“[I]‘m so exhausted chasing down invoices … this week was particularly bad,” Samantha Marie Nock, a Cree-Metis writer, tweeted on May 14.
That week, Nock was waiting for an invoice from the AMS. A month earlier, she had facilitated a poetry workshop for the UBC Climate Hub’s Climate Creative Workshop series.
Following the event, Nock had received a document from the AMS outlining her terms of payment: a $300 honorarium would be e-Transferred within three days. But, one month later, she still had not been paid.
“[H]ello @AMS_UBC can you please explain to me why my payment for being an Indigenous facilitator for a workshop hosted by one of your student groups is a month negligent at this point?” she wrote in another tweet from May 14.
The AMS saw Nock’s tweet. After exchanging emails with President Cole Evans and members of the VP Finance office, she was told that her payment would be sent by May 19.
Nock received the honorarium on May 19 as scheduled, but was left frustrated by the slow payment processing time.
“This payment was groceries and paying my phonebill. Slow payment to Indigenous artists means no money in our pockets, that we need to survive off of,” she wrote in a statement to The Ubyssey.
Nock doesn’t blame the student from UBC Climate Hub who originally invited her to lead the workshop — that same student offered to pay Nock from their own bank account — but rather, she blames the AMS.
“[They’re] literally impacting people’s ability to eat and access basic human needs while making a steady salary at a giant institution, why don’t [they] care?”
In a statement sent to The Ubyssey, VP Finance Mary Gan wrote that the AMS regrets that Nock had to wait over a month to get paid. She pointed to the high volume of internal and external reimbursement requests as the cause, but said that the AMS is actively working to address the issue.
“The AMS has been working for the past 12 months on transitioning to a cloud-based accounting system which should see efficiency be improved. This system implementation is scheduled to be completed in Fall 2021,” the statement read.
Gan also wrote that the AMS remains committed to supporting the labour of Indigenous and other marginalized communities.
‘One part of a much larger problem’
Nock said that her experience with the AMS was not an isolated incident.
“The AMS is only one part of a much larger problem of large institutions not respecting the time and labour of Black and Indigenous artists and knowledge keepers,” she said. “I have been contacted by more than a dozen Indigenous people who are currently dealing with late or slow payment from either UBC or the AMS.”
According to Nock, the AMS and UBC’s finance systems are “a hindrance to actually working with Indigenous communities.” Part of the problem is that these organizations ask non-staff contractors for personal information like SIN and direct deposit numbers when processing payments, which Indigenous people may not be comfortable sharing.
“Historically Indigenous communities have been mistreated by the institution (re: unethical research practices, land theft, etc) so there is not a lot of trust,” she said.

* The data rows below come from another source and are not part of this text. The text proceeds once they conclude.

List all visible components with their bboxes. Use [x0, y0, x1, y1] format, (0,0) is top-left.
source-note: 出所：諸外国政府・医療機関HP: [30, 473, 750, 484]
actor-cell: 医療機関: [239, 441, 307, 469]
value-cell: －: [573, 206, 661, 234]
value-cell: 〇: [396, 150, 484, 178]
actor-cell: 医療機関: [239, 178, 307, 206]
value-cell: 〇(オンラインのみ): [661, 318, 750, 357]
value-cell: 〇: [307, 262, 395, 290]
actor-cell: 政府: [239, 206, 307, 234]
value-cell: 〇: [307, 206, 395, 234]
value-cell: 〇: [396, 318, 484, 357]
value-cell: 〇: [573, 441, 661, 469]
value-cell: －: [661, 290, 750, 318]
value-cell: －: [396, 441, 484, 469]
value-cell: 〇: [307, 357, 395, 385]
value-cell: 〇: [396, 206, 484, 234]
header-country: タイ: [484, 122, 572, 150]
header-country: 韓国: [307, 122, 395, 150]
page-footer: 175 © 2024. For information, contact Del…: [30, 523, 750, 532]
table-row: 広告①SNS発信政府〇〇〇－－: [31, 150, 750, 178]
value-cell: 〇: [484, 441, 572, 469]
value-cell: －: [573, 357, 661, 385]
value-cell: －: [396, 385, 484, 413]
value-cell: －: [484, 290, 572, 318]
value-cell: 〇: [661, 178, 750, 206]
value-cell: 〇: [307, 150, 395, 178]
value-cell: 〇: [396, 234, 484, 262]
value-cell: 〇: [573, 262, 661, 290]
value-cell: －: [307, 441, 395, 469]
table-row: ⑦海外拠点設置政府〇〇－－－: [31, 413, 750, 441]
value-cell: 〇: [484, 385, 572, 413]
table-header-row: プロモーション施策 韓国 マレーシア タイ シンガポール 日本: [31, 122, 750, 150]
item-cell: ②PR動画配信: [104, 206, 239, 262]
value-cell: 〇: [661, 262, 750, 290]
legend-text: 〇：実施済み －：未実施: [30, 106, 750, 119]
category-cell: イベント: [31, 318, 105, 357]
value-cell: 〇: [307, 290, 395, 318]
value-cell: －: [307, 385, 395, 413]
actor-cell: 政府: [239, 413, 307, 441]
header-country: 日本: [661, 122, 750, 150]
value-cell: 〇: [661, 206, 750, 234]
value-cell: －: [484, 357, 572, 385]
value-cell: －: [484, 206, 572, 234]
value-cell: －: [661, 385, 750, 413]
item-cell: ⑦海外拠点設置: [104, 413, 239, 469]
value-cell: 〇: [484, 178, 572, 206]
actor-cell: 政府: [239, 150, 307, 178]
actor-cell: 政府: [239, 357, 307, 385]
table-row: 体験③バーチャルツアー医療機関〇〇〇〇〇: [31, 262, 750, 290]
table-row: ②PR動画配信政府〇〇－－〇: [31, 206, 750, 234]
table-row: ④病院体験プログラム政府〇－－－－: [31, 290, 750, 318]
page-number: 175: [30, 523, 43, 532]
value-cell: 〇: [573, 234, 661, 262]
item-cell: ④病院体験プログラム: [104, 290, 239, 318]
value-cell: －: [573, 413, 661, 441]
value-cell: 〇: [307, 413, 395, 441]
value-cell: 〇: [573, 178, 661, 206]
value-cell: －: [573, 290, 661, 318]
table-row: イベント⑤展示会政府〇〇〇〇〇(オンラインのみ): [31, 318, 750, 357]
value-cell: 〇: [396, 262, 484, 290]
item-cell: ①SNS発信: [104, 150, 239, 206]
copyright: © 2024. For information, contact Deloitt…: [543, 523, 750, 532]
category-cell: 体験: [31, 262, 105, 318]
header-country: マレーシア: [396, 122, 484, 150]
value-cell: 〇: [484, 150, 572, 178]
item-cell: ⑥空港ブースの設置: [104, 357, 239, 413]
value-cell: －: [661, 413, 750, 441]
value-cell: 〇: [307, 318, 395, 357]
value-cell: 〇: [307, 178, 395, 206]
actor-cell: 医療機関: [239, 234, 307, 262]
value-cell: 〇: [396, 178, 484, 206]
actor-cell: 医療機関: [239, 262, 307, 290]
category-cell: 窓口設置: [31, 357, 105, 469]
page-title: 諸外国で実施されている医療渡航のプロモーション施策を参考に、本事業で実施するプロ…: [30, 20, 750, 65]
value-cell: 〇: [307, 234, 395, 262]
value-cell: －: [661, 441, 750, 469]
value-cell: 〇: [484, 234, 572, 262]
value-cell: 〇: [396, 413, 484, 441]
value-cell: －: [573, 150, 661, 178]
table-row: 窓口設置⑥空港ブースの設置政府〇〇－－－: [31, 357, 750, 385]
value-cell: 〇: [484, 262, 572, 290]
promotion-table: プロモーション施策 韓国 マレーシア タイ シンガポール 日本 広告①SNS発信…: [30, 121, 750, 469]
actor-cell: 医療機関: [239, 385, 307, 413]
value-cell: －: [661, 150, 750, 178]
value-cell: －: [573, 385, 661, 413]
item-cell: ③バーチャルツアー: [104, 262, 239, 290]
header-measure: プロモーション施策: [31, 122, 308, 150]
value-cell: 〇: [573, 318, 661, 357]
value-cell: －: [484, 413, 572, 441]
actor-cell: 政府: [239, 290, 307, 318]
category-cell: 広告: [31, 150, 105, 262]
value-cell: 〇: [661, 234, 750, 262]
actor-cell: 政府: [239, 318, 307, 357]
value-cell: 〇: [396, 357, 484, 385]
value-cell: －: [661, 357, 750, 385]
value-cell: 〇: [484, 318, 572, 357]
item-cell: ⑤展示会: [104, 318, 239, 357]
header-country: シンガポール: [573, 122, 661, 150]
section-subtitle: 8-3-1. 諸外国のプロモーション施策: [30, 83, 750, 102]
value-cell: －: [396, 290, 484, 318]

Nock also criticized the university’s Indigenous Action Plan for failing to address this bureaucratic obstacle.
“I think this really points to institutions creating policy and lip service, but never actually getting to the core of why [they're] alienating to Indigenous people: they run on systems built by colonialism that they are unwilling to change at their core.”
Matthew Ramsey, director of university affairs at UBC Media Relations, acknowledged Nock’s frustration with slow payment times in a written statement to The Ubyssey, but said that UBC needs information like SIN for taxation purposes.
Ramsey wrote that the university’s Indigenous Research Support Initiative (IRSI) has been working to make the finance system more accommodating to Indigenous people.
“IRSI and VP Finance are nearing the completion of a set of Indigenous Finance Guidelines that will go a long way to resolving the issues,” he said.
He also thanked the Indigenous contractors, advisors, Elders and community members who have contributed to this effort.
The privilege of knowledge and a voice
After finally receiving her honorarium, Nock sent the AMS an email with recommendations as to how to make the student society more welcoming to Indigenous people.
Nock suggested that the AMS hire an Indigenous consulting firm to direct policy changes, participate in a de-colonial practices workshop, publish a statement of accountability to Indigenous people on their website and settle any outstanding payments to BIPOC artists and contractors.
“To not do this work is to continue working within white supremacy and colonialism, you are no better than the systems of which you refuse to dismantle,” her email continues.
Nock emphasized to The Ubyssey that she had the privilege of pre-existing knowledge of the AMS and UBC’s finance systems as an alumni and former staff member.
“I am comfortable and confident navigating these waters … I have institutional knowledge and privilege and I want to use it to make sure people are respected and get paid,” she wrote.
She also said that she would likely still be waiting to get paid had it not been for her social media presence.
“I am privileged in many senses, but one of them is that I do have a larger platform on social media and I was able to get attention with this,” she said.
“I’m really taking this extra far because I am not the only one that is awaiting payment, other artists are too.”
This article has been updated to say that Nock and the AMS had exchanged emails around her late payment. A previous version had said that the parties had met over the matter.